My favorite quote is:
Mindy Kotler, director of the Washington, D.C.-based non-profit Asia Policy Point, said the word “abducted” can inflame the Japanese and that “coerced” is a better word. “Not all the women were abducted,” she said.
Kotler, who has studied the comfort women issue, said the Japanese elite feel the monument is an attack on them. She said it’s “standard thinking” among businessmen, government officials and politicians that Japan was tricked into the war and that the country isn’t culpable of any war crimes.
Those people “feel the biggest war crime was the dropping of the atomic bomb,” she said, “and that the real victims of World War II are the Japanese.”
What a load of BS!
"“feel the biggest war crime was the dropping of the atomic bomb,” she said, “and that the real victims of World War II are the Japanese.”"
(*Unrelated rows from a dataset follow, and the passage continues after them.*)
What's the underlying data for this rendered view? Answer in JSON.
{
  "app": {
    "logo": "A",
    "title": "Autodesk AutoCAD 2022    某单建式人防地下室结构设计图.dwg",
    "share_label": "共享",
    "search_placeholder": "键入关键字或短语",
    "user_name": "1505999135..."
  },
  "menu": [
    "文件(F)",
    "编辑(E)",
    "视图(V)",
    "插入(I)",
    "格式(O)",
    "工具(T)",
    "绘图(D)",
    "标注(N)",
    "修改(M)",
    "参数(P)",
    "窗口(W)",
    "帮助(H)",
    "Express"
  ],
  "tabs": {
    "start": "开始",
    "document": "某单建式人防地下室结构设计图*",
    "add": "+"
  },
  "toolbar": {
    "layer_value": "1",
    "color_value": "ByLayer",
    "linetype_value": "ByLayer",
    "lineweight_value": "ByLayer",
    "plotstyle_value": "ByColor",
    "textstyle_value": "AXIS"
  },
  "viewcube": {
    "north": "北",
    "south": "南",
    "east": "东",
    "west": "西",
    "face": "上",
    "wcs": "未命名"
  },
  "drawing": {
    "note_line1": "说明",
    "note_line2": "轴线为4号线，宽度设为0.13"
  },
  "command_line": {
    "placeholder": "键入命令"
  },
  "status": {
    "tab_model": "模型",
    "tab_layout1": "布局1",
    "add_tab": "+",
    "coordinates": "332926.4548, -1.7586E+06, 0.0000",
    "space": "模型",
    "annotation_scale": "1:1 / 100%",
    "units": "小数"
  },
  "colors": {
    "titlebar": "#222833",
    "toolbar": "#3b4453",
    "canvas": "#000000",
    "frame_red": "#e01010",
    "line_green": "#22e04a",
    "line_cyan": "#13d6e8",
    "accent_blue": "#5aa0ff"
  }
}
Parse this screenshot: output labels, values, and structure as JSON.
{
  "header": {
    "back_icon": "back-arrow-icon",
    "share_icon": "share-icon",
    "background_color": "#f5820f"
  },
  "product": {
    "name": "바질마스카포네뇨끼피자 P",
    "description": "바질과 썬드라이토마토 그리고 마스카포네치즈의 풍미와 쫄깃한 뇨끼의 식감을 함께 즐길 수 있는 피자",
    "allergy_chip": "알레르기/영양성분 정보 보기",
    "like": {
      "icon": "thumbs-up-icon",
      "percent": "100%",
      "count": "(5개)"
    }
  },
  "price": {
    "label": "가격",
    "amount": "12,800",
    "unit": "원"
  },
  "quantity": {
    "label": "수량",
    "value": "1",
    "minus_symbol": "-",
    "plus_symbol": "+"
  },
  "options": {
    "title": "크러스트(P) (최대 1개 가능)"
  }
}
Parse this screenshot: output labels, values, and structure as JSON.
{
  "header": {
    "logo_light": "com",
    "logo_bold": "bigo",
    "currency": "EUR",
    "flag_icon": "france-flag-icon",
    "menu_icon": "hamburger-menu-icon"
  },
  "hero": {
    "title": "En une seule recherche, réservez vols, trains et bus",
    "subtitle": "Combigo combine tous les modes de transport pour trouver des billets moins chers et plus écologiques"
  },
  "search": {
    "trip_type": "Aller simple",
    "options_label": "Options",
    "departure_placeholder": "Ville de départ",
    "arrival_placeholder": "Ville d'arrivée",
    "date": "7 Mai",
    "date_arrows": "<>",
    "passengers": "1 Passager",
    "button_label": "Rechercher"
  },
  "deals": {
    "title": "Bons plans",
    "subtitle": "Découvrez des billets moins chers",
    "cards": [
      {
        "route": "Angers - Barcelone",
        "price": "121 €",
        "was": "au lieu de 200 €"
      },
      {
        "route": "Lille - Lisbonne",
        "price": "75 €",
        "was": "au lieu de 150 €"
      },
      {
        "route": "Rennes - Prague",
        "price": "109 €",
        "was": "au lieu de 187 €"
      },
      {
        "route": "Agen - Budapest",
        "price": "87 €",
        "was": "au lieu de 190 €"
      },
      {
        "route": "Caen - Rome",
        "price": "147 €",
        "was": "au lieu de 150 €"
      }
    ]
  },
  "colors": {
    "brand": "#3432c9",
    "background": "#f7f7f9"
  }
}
My, My, how conveniently they have managed to forget Pearl Harbor :-@
Have a great week! B-)
might as well make a very generic "War Is Hell" monument to be placed next to it.
> My, My, how conveniently they have managed to forget Pearl Harbor :-@
Not to mention atrocities against the Chinese 1931-1945 (which stemmed from the earlier war with China in 1894).
Makes me wonder when a memorial will be placed for all the Muslim women, and girls, that are killed, burned with acid, forced into genital mutilation, etc., all for the smallest of "offenses".
Ever wonder why the Japanese were never tried for war crimes over the medical experimentation they carried out on Allied POW's? Made what the Nazis did along those lines in the death camps look like child's play. Yet, not one Japanese medical officer was ever charged. Matter of fact, I believe the main-most-mortar-forker-in-charge is still alive and living in comfort at his estate in Japan.
> Ever wonder why the Japanese were never tried for war crimes over the medical experimentation they carried out on Allied POW's? Made what the Nazis did along those lines in the death camps look like child's play. Yet, not one Japanese medical officer was ever charged. Matter of fact, I believe the main-most-mortar-forker-in-charge is still alive and living in comfort at his estate in Japan.
Well, wonder no more.
Most of the members of "Unit 713", as it was known, were supposed to be interrogated by the Russians at the end of the war. The Americans offered nearly all of them immunity, in return for sharing the results of their horrible experiments.
Some went on to form large pharmaceutical companies, like Green Cross.
Over the last 60 years, nearly all of those involved have passed on, without having to pay for their crimes.